There are many things that can go in your compost bin. It’s not just for leftovers and other organic waste that can’t be thrown away any other way. Even if something doesn’t seem like it would break down easily, if it was alive at one point and is made of plant materials, you can probably compost it.
Although, there are some things that will keep your compost from working well. If you want to get the most out of your compost, you should avoid putting certain things in it.
If you’ve found yourself wondering “are pine needles compostable?”, “how do I do it?” and “how long will they take to compost?”: you’ve come to the right place.
Can you put pine needles in the compost?
Yes, pine needles are compostable. Adding pine needles to your compost pile will contribute to creating a nutrient-rich fertiliser that you can use in your garden.
Can you put them in the waste bin?
If you don’t have a compost bin, you can put plants in the appropriate roadside collection bin but biodegradable materials like pine needles are better off being in a compost pile.
Disposing of organic or compostable waste like plants in landfill can contribute to the release of potent greenhouse gases like methane, which has around 80 times the warming power of carbon dioxide.
Methane emissions are significantly reduced by composting suitable food waste and organic materials.
How to compost pine needles
You should chop the needles compost much faster. You can do this by piling them up and going over them with a lawn mower.
As a brown material, you should be adding pine needles and other brown carbon-rich materials then a layer of green to cover it. Remember to use a garden fork or a stick to poke holes in your compost every couple of weeks to mix the pile up.
How long will pine needles take to compost?
It takes about 3 months for pine needles to completely decompose in a compost. Because they take a little while to break down, you may want to avoid adding them to your compost on a regular basis.
Pine needles discarded on the ground or buried in the ground will take longer to decompose.

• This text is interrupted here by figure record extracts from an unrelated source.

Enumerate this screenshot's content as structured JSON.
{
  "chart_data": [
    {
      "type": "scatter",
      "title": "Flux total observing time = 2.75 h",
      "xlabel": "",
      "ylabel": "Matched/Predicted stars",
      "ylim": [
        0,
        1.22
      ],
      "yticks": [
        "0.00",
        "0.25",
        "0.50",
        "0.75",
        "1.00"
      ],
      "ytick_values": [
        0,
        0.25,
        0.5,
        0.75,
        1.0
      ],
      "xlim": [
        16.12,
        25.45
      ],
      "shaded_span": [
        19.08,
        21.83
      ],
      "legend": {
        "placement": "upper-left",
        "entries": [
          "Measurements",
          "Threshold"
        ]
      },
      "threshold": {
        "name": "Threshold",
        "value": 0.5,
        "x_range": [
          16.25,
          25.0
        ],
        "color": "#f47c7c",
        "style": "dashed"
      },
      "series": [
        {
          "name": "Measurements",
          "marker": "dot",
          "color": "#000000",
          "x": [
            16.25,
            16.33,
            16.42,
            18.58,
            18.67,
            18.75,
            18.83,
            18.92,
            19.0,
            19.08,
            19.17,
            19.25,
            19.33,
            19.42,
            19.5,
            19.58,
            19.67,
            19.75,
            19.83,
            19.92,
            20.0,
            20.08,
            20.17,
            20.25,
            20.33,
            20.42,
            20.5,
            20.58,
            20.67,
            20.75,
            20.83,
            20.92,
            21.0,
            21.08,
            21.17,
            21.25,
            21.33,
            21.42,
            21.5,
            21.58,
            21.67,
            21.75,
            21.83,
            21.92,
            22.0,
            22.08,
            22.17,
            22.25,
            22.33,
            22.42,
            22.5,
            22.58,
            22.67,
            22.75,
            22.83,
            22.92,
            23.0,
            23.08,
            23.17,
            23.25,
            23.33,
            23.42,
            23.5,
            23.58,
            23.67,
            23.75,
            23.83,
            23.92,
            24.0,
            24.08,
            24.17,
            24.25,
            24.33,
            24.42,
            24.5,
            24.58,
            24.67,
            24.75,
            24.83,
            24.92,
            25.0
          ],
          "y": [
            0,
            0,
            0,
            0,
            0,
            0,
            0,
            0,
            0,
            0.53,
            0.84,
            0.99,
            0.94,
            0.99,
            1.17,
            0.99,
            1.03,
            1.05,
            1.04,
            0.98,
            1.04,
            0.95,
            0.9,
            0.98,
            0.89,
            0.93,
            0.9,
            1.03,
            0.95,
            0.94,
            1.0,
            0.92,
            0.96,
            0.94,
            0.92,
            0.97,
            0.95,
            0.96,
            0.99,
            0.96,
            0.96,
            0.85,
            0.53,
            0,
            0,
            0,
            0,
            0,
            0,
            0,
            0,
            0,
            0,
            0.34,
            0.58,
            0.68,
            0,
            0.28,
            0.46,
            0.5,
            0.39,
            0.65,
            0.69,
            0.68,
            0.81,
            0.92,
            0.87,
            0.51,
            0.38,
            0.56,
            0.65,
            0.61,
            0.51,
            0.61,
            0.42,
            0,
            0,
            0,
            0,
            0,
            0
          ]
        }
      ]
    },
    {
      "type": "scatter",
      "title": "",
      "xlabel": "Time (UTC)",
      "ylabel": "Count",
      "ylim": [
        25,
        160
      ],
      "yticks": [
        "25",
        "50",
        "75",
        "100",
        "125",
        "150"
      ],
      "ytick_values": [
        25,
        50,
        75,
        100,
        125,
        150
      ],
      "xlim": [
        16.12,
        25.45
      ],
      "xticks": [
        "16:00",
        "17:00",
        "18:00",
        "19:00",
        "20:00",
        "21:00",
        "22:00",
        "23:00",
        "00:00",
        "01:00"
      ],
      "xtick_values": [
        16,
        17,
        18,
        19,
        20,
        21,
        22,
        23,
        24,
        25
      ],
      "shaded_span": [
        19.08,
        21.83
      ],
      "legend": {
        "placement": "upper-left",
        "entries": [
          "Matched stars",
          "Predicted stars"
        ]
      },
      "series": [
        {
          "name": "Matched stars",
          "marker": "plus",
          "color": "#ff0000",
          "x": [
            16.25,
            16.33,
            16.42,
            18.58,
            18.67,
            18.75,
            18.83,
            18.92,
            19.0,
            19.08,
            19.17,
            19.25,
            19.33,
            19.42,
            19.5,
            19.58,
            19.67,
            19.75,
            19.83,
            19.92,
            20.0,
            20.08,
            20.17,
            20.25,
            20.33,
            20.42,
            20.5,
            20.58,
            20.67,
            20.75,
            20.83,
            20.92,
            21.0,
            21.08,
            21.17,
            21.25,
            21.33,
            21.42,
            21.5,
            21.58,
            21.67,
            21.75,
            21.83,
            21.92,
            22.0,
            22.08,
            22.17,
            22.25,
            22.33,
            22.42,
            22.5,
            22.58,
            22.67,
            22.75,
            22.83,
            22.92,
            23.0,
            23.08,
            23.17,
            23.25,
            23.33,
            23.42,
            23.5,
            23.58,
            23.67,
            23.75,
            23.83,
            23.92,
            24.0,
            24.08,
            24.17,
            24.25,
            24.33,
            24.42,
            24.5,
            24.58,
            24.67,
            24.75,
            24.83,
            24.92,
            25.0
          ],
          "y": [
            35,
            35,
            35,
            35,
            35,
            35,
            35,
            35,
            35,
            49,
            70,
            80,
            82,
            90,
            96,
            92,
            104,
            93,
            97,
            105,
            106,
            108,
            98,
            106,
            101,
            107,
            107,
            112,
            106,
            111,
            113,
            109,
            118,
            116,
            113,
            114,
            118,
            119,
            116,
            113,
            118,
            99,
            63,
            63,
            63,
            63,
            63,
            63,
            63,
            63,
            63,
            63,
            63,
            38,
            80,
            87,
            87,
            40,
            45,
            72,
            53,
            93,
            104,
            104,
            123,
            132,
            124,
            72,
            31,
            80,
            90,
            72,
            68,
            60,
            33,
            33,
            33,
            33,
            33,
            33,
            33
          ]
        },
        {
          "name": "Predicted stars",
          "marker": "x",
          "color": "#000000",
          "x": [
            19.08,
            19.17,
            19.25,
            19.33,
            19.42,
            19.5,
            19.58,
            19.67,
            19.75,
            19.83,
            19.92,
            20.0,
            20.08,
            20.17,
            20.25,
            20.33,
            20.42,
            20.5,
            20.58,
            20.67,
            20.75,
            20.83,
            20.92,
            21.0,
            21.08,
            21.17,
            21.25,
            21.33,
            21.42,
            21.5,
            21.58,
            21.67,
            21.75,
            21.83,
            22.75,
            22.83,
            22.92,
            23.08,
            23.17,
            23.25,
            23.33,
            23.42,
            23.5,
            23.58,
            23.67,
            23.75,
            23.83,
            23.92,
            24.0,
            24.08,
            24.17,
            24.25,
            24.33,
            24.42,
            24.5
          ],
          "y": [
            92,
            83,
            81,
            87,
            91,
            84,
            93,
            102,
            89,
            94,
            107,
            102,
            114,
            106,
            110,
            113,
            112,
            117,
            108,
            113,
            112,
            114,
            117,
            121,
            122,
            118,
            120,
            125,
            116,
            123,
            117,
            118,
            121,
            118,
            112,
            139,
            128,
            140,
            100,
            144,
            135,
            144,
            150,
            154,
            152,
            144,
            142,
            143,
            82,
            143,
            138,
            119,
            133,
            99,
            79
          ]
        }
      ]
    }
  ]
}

Are pine needles a green or brown material?
Pine needles should be considered a brown material when composting.
Materials that are brown, like pine needles, are often more dry solid and woody; and are a source of carbon (one of the four essential ingredients) for your compost. Harder brown materials create air pockets that provide oxygen for the microorganisms breaking the compost pile down.
Composts rely on brown materials like pine needles to add bulk and structure to the pile.
Will composting them attract pests?
No. Pine needles will not attract pests.
When composting pine needles, you should leave the needles out until they turn brown before composting them. Pine needles are acidic (have a low pH) and will become more neutral if left.